Quoting the Talmud (Rosh Hashana 30a), Netziv says that the Torah injunction obligates each individual to blow the shofar — and presumably, if everyone is blowing, no one needs to leave their house in order to do so.

What a profound thought: every person takes a direct grasp of his or her Jewish responsibility and the fulfillment of the task at hand as a personal mission.

This incredible event, when the collective Am Yisrael unites to create not just a moment together, but an experience to which each person contributes, is meant to last in their hearts and minds for 50 years, until the young people are old and the people born over the next 50 years can take charge of the Yovel Shofar sounding when it comes around again.

The theme of every person taking charge of personal responsibilities repeats itself in the works of some of the classic commentaries on the Torah.
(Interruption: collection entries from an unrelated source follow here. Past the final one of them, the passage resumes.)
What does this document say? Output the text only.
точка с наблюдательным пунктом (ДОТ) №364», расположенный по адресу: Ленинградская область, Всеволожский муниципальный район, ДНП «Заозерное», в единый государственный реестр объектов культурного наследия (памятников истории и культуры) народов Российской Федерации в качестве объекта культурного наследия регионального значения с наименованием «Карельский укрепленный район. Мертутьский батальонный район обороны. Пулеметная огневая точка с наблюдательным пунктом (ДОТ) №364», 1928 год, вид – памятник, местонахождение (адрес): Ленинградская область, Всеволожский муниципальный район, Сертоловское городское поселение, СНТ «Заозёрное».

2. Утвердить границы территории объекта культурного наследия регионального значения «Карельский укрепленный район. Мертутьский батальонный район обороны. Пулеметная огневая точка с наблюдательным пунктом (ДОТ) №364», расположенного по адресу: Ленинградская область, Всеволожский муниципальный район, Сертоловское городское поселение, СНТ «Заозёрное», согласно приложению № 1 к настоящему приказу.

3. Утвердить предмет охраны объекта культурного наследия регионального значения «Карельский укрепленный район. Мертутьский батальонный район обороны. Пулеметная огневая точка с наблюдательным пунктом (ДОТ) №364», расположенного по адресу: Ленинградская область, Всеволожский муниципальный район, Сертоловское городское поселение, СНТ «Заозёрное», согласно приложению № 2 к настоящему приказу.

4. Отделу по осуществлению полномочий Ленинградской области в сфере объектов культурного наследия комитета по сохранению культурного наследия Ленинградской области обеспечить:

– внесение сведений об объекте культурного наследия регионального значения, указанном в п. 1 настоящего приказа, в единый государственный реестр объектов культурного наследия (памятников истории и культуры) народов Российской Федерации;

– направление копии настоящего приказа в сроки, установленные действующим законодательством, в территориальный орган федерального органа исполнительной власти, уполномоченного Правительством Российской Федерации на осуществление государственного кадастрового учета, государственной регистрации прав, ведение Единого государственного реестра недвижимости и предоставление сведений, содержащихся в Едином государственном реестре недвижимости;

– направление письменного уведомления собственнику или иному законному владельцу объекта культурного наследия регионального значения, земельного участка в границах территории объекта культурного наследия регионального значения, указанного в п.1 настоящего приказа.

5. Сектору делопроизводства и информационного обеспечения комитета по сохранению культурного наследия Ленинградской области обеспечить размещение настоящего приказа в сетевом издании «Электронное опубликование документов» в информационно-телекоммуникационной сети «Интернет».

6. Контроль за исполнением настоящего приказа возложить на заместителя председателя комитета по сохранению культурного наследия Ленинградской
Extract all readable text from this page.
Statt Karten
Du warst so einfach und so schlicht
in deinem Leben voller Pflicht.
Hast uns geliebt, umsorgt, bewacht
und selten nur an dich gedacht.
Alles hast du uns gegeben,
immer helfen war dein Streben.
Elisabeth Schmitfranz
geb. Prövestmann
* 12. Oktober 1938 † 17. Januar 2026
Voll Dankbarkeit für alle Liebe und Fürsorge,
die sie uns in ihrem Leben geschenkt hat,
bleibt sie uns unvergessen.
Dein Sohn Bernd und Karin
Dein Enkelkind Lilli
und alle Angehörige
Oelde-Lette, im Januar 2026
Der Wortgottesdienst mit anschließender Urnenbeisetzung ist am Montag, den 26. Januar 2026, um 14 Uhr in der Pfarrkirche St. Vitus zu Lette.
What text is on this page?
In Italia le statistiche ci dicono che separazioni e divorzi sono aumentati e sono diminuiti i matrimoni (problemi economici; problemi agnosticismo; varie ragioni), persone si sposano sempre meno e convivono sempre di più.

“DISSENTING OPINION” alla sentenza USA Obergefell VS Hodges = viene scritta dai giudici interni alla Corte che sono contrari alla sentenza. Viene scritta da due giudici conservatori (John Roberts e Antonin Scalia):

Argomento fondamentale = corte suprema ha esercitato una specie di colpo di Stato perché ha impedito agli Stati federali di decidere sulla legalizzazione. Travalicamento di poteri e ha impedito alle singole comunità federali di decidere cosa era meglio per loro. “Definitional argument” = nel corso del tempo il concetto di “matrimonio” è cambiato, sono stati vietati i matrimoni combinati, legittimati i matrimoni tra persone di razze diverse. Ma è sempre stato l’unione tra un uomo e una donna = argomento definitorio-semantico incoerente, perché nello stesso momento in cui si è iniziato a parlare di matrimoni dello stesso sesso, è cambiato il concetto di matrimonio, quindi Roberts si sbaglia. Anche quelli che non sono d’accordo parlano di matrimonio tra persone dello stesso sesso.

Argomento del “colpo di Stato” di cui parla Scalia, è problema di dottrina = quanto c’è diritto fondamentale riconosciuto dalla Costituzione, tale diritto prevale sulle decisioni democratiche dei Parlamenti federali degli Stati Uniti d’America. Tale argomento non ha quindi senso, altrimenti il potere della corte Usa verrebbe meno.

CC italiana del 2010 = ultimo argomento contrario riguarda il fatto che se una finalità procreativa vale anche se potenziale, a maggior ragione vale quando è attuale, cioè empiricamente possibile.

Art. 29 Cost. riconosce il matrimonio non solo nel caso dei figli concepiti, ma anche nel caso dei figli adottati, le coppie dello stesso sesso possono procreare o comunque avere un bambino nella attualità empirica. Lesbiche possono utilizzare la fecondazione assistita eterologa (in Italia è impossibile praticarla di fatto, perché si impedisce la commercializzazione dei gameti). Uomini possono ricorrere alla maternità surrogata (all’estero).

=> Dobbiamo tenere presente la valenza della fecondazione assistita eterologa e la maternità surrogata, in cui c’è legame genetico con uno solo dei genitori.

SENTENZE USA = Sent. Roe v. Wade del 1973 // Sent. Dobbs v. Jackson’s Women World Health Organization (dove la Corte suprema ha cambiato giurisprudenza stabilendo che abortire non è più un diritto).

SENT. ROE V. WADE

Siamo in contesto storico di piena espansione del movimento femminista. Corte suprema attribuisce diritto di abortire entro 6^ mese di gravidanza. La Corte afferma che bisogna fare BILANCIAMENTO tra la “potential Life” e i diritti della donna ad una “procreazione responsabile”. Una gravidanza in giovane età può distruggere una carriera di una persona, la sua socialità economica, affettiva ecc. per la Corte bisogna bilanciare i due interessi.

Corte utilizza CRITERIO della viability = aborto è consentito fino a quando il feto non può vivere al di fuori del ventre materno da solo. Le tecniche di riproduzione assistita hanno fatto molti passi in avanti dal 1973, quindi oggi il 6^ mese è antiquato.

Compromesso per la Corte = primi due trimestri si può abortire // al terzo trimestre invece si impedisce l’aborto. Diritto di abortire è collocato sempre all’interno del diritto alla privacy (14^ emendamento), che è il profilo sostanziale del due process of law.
When the Torah is first given, and the Aseret Hadibrot are declared, the section begins with a reminder to the community: “Atem r’item” (“You [all] saw what G-d did to the Egyptians”). And yet, as we’ll read on Shavuos, the Ten Commandments are all written in the singular, what you the individual should or should not do.

Ramban notes that this is a reminder to individuals that every person bears a personal responsibility for one’s deeds. No one should feel that he or she will fall into the destiny of the masses, and just as the community will share in a destiny, the individual can roll with the masses and neglect personal obligations. Each person bears a personal, and in turn a communal, responsibility.

Every person is faced with a choice. I can do my mitzvah because I am personally commanded. Or I can do it as a member of a community.

A community should always strive to be greater than the sum of its parts.